Seeing Cameron with a lost expression was too difficult to bare. The guilt of keeping my condition from him, the guilt of making him admit that he loved me when I might die was burning my soul. My throat tightened with everything I couldn't say, my eyes full of tears that Cameron couldn't cry. He turned to me, and smiled a lost and fading smile, it was like a knife cutting the deepest and painful cut in my whole life, but it helped me made up my mind. I was making up my mind like I never did before.

"It sucks doesn't it," he whispered painfully.

"I-I'm so sorry," I cried, wrapping my arms around his waist, he hugged back tightly.

Just as strongly as I did, his heavily pounding heart right in my ear. Maybe I was young. Maybe I was losing it to the fact that my death was coming up, but I believed Cameron was the one I wanted to spend my life with, long or short, it didn't matter what my future held. I wanted to fight to survive, I wanted to make it and avoid at all cost to ever have to be the reason for Cameron's pain.

Wrapping ourselves in warmth and softness, he made me feel secure and ready to face whatever my surgery was going to bring. I wanted him to feel the same way; I wanted to be the one that made him feel like this, feel how strong someone's love could make him feel.

"Since my dad told me about my mother. All that's been going through my mind is, make memories, make as many memories as I can with you. There's no hurry, though, but I have this feeling..." he said, pushing me enough to see my face, but not letting go of his hold.

"I don't want you to disappear, Sam, I can't imagine a life without you now... it's scary to think about," he whispered crushing my body gently to his, burying my face in his chest, I cried even more. How was I supposed to tell Cameron about me, now? I was lying. Though, there was a chance, what if I didn't make it? What if even with all the hope and faith I had, what if that wasn't enough to save myself?

"No, there's no hurry," I mumbled on his chest. Taking everything on chances.

"Because I will always be with you. No matter what, I will fight against destiny, just to stay with you." taking the chance that God gave me; I had one more reason to keep on fighting for my life and to make Cameron's life a little lighter.
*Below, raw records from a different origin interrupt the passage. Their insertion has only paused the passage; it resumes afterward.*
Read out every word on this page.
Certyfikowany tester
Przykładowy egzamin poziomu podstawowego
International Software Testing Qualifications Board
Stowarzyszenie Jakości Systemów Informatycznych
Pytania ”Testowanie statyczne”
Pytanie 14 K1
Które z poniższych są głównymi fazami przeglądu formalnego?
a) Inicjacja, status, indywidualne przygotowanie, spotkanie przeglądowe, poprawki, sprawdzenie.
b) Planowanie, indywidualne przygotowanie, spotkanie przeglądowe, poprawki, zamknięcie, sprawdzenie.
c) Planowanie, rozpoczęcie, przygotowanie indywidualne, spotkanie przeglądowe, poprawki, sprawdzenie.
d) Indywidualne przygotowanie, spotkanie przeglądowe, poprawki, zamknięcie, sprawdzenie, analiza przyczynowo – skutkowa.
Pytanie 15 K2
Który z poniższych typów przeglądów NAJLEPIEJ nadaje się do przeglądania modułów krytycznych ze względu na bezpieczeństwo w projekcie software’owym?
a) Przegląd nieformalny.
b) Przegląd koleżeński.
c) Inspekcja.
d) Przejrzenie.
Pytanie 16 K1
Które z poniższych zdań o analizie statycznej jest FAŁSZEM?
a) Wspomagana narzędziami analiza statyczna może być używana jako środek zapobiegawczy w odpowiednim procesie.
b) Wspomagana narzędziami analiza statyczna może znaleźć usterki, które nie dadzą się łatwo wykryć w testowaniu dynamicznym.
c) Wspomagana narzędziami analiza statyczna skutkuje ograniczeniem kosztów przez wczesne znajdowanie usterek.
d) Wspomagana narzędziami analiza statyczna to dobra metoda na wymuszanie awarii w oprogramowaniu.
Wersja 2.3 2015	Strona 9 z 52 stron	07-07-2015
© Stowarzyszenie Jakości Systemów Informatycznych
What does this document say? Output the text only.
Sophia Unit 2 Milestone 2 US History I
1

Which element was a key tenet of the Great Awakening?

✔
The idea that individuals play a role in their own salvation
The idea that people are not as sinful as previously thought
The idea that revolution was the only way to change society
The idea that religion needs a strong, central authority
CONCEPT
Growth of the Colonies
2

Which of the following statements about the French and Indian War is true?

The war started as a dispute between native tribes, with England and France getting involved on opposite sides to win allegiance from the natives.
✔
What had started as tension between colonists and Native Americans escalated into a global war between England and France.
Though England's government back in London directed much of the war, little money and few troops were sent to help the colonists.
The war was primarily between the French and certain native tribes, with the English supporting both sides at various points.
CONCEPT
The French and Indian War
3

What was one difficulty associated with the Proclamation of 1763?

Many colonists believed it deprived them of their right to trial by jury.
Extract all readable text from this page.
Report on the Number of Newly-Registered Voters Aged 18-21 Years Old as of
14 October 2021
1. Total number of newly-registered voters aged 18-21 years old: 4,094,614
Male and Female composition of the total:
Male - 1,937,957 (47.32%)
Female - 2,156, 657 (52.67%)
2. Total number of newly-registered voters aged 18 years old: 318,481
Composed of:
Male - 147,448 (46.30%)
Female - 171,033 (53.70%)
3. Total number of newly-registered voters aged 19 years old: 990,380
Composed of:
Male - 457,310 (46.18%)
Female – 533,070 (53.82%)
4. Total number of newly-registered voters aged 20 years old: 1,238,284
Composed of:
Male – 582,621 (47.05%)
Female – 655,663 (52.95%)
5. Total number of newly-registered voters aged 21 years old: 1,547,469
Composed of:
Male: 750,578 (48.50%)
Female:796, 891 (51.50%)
Even with all the worries and pains, still I had faith and that's all I needed.

"I promise," I said pushing his enough to see his face, holding his gaze, it surprised me a little the confidence, I had. He sadly smiled, taking a deep breath to control my heart.

"Thank you," he said, gently pressing his lips to my forehead.

"I'm ready to take anything, because I don't want you to ever look this sad, again." my voice stumbled, but still sounded confident. Cameron's eyes shine with the lights, but there was also something else in them, passion, gentleness, and love. It made my heart tickled gently, but even that tickled sent cold chills through my body, a warning.

"Though I feel sad, I can help but to do this," he whispered gently caressing my trembling lips, letting myself lose into the bittersweet kiss, I locked my arms around Cameron's neck to secure him and not let him go, not let him be alone ever, again. I was determined to fight with all I had for him and for what we had.

"I've wanted to say something else for some time..." he whispered gently, tickling my ear. I closed my eyes to enjoy the moment. He gently ran his hand over my left cheek. His eyes sad again.

"That time you really shocked me, taking a punch from me it was a moment I'll never forget, honestly," he said, remembering the crazy moment I decided to step into a man's fight. He sighed gently caressing my cheek, my eyes on his.

"I promise, and I'm serious, Sam." I waited as he sucked in a deep breath.

"I would never hurt you, again, I promise," he whispered, gently pressing his lips on the place his fist had crushed that time. Then moving to my lips again. I sunk into the moment in his touch, adding more determination to my battle.